Berlin (Reuters) - Mehr als drei Viertel aller Tarifbeschäftigten in Deutschland können sich über eine Inflationsausgleichsprämie freuen.
77,9 Prozent haben seit Oktober 2022 diese Sonderzahlung erhalten oder werden sie noch bis Jahresende 2024 ausgezahlt bekommen, wie das Statistische Bundesamt am Donnerstag mitteilte. Bei der Prämie handelt es sich um eine steuerfreie Zahlung von bis zu 3000 Euro, die je nach Tarifvereinbarung als Gesamtbetrag oder gestaffelt in Teilbeträgen an die Beschäftigten ausgezahlt werden kann. Der durchschnittliche Auszahlbetrag pro Person liege bei 2761 Euro.
"Die Daten zeigen, dass Beschäftigte in Betrieben mit Tarifvertrag gute Chancen haben, zusätzlich zum Grundentgelt noch eine Sonderzahlung zu bekommen ? ähnlich wie dies beim Urlaubs- und Weihnachtsgeld der Fall ist", sagte Malte Lübker vom Wirtschafts- und Sozialwissenschaftlichen Institut (WSI) der gewerkschaftsnahen Hans-Böckler-Stiftung." Leider profitiere inzwischen nur noch etwa die Hälfte der Beschäftigten von einem Tarifvertrag.
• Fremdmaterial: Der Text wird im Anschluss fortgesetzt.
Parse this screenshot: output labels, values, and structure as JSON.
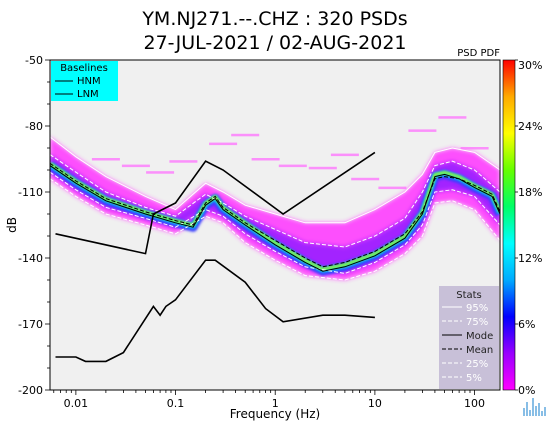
{
  "header": {
    "title_line1": "YM.NJ271.--.CHZ : 320 PSDs",
    "title_line2": "27-JUL-2021 / 02-AUG-2021"
  },
  "corner_label": "PSD PDF",
  "logo_icon": "seismic-waveform-logo-icon",
  "chart_data": {
    "type": "heatmap",
    "xlabel": "Frequency (Hz)",
    "ylabel": "dB",
    "x_scale": "log",
    "xlim": [
      0.0055,
      180
    ],
    "ylim": [
      -200,
      -50
    ],
    "x_ticks": [
      {
        "value": 0.01,
        "label": "0.01"
      },
      {
        "value": 0.1,
        "label": "0.1"
      },
      {
        "value": 1,
        "label": "1"
      },
      {
        "value": 10,
        "label": "10"
      },
      {
        "value": 100,
        "label": "100"
      }
    ],
    "y_ticks": [
      {
        "value": -50,
        "label": "-50"
      },
      {
        "value": -80,
        "label": "-80"
      },
      {
        "value": -110,
        "label": "-110"
      },
      {
        "value": -140,
        "label": "-140"
      },
      {
        "value": -170,
        "label": "-170"
      },
      {
        "value": -200,
        "label": "-200"
      }
    ],
    "colorbar": {
      "min": 0,
      "max": 30,
      "unit": "%",
      "ticks": [
        {
          "value": 30,
          "label": "30%"
        },
        {
          "value": 24,
          "label": "24%"
        },
        {
          "value": 18,
          "label": "18%"
        },
        {
          "value": 12,
          "label": "12%"
        },
        {
          "value": 6,
          "label": "6%"
        },
        {
          "value": 0,
          "label": "0%"
        }
      ],
      "colors": [
        "#ff00ff",
        "#9900ff",
        "#0000ff",
        "#00aaff",
        "#00ffff",
        "#00ff66",
        "#66ff00",
        "#ffff00",
        "#ffaa00",
        "#ff0000"
      ]
    },
    "baselines_legend": {
      "title": "Baselines",
      "entries": [
        "HNM",
        "LNM"
      ],
      "background": "#00ffff"
    },
    "stats_legend": {
      "title": "Stats",
      "entries": [
        "95%",
        "75%",
        "Mode",
        "Mean",
        "25%",
        "5%"
      ],
      "background": "#c8c0d8"
    },
    "series": [
      {
        "name": "HNM",
        "color": "#000000",
        "x": [
          0.00625,
          0.05,
          0.06,
          0.1,
          0.2,
          0.3,
          1.2,
          10
        ],
        "y": [
          -129,
          -138,
          -120,
          -115,
          -96,
          -100,
          -120,
          -92
        ]
      },
      {
        "name": "LNM",
        "color": "#000000",
        "x": [
          0.00625,
          0.01,
          0.0125,
          0.02,
          0.03,
          0.06,
          0.07,
          0.08,
          0.1,
          0.2,
          0.25,
          0.5,
          0.8,
          1.2,
          3,
          5,
          10
        ],
        "y": [
          -185,
          -185,
          -187,
          -187,
          -183,
          -162,
          -166,
          -162,
          -159,
          -141,
          -141,
          -151,
          -163,
          -169,
          -166,
          -166,
          -167
        ]
      },
      {
        "name": "Mode",
        "color": "#000000",
        "x": [
          0.0055,
          0.01,
          0.02,
          0.05,
          0.1,
          0.15,
          0.2,
          0.25,
          0.3,
          0.5,
          1,
          2,
          3,
          5,
          10,
          20,
          30,
          40,
          50,
          70,
          100,
          150,
          180
        ],
        "y": [
          -98,
          -106,
          -114,
          -120,
          -124,
          -126,
          -116,
          -113,
          -118,
          -125,
          -134,
          -142,
          -146,
          -144,
          -139,
          -131,
          -120,
          -103,
          -102,
          -104,
          -108,
          -112,
          -120
        ]
      },
      {
        "name": "Mean",
        "color": "#000000",
        "x": [
          0.0055,
          0.01,
          0.02,
          0.05,
          0.1,
          0.15,
          0.2,
          0.25,
          0.3,
          0.5,
          1,
          2,
          3,
          5,
          10,
          20,
          30,
          40,
          50,
          70,
          100,
          150,
          180
        ],
        "y": [
          -97,
          -105,
          -113,
          -119,
          -123,
          -125,
          -115,
          -112,
          -117,
          -124,
          -132,
          -140,
          -144,
          -142,
          -137,
          -129,
          -119,
          -104,
          -103,
          -104,
          -107,
          -111,
          -119
        ]
      },
      {
        "name": "95%",
        "color": "#ffffff",
        "x": [
          0.0055,
          0.01,
          0.02,
          0.05,
          0.1,
          0.2,
          0.3,
          0.5,
          1,
          2,
          5,
          10,
          20,
          30,
          40,
          60,
          100,
          180
        ],
        "y": [
          -85,
          -94,
          -103,
          -112,
          -118,
          -106,
          -110,
          -116,
          -120,
          -124,
          -124,
          -118,
          -110,
          -102,
          -92,
          -90,
          -92,
          -100
        ]
      },
      {
        "name": "75%",
        "color": "#ffffff",
        "x": [
          0.0055,
          0.01,
          0.02,
          0.05,
          0.1,
          0.2,
          0.3,
          0.5,
          1,
          2,
          5,
          10,
          20,
          30,
          40,
          60,
          100,
          180
        ],
        "y": [
          -93,
          -101,
          -110,
          -117,
          -121,
          -111,
          -115,
          -121,
          -127,
          -133,
          -135,
          -130,
          -122,
          -110,
          -98,
          -96,
          -100,
          -110
        ]
      },
      {
        "name": "25%",
        "color": "#ffffff",
        "x": [
          0.0055,
          0.01,
          0.02,
          0.05,
          0.1,
          0.2,
          0.3,
          0.5,
          1,
          2,
          5,
          10,
          20,
          30,
          40,
          60,
          100,
          180
        ],
        "y": [
          -101,
          -109,
          -117,
          -122,
          -126,
          -118,
          -121,
          -129,
          -137,
          -144,
          -147,
          -142,
          -134,
          -125,
          -110,
          -109,
          -112,
          -125
        ]
      },
      {
        "name": "5%",
        "color": "#ffffff",
        "x": [
          0.0055,
          0.01,
          0.02,
          0.05,
          0.1,
          0.2,
          0.3,
          0.5,
          1,
          2,
          5,
          10,
          20,
          30,
          40,
          60,
          100,
          180
        ],
        "y": [
          -104,
          -112,
          -120,
          -125,
          -129,
          -121,
          -124,
          -133,
          -141,
          -148,
          -150,
          -146,
          -138,
          -130,
          -115,
          -114,
          -118,
          -132
        ]
      }
    ]
  }
}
Es sei unklar, wie viele der tariflosen Arbeitgeber die Prämie gezahlt haben - und in welcher Höhe.
In den einzelnen Branchen gibt es deutliche Unterschiede - sowohl was die Höhe der Inflationsprämie als auch den Anteil der Tarifbeschäftigten betrifft, die sie bekommen. Die niedrigsten Prämien wurden im Baugewerbe mit durchschnittlich 1104 Euro sowie im Bereich Land-, Forstwirtschaft und Fischerei mit 1689 Euro gemeldet. Die höchsten Zahlungen vereinbart wurden in den Bereichen Öffentliche Verwaltung, Verteidigung, Sozialversicherung (3000 Euro), Erziehung und Unterricht (2999 Euro), Kunst, Unterhaltung und Erholung (2987 Euro) sowie Wasserversorgung, Abwasser- und Abfallentsorgung (2943 Euro).
"INFLATIONSSCHOCK ABGEFEDERT"
Mit jeweils rund 96 Prozent haben im Verarbeitenden Gewerbe und dem Bereich Wasserversorgung, Abwasser- und Abfallentsorgung anteilig die meisten Tarifbeschäftigten einen Anspruch auf eine Inflationsausgleichsprämie. Im Gastgewerbe (6,3 Prozent), in der Erbringung sonstiger wirtschaftlicher Dienstleistungen (11,2 Prozent) und im Handel (24,4 Prozent) profitieren anteilig die wenigsten davon.
Die Maßnahme aus dem dritten Entlastungspaket der Bundesregierung zur Milderung der Folgen der Energiekrise trug dazu bei, dass die Tarifverdienste einschließlich Sonderzahlungen 2023 um durchschnittlich 3,7 Prozent zulegten. WSI-Experte Lübker zieht insgesamt ein positives Fazit. "Die Prämien haben geholfen, den Inflationsschock für die Beschäftigten etwas abzufedern", sagte er. Auch wenn der Preisdruck langsam zurückgehe, so blieben die Lebenshaltungskosten unverändert hoch. "Deshalb sollten die Einmalzahlungen in den laufenden Tarifrunden ? falls dies noch nicht vereinbart ist ? in das reguläre Entgelt überführt werden", sagte Lübker. Im Februar ist die Inflationsrate mit 2,5 Prozent auf den tiefsten Stand seit mehr als zweieinhalb Jahren gefallen. 2023 lag die durchschnittliche Preissteigerung bei 5,9 Prozent.
Die Ergebnisse zur Inflationsausgleichsprämie haben allerdings nur einen vorläufigen Charakter, da sie sich auf bisher bestehende tarifliche Vereinbarungen beziehen, betonen die Statistiker. Inflationsausgleichsprämien können entsprechend der gesetzlichen Vorgaben noch bis Ende des Jahres 2024 ausgezahlt werden. Somit verbleibt den Tarifpartnern noch Zeit, entsprechende Vereinbarungen in ihre laufenden Verhandlungen beziehungsweise als Sondervereinbarung aufzunehmen.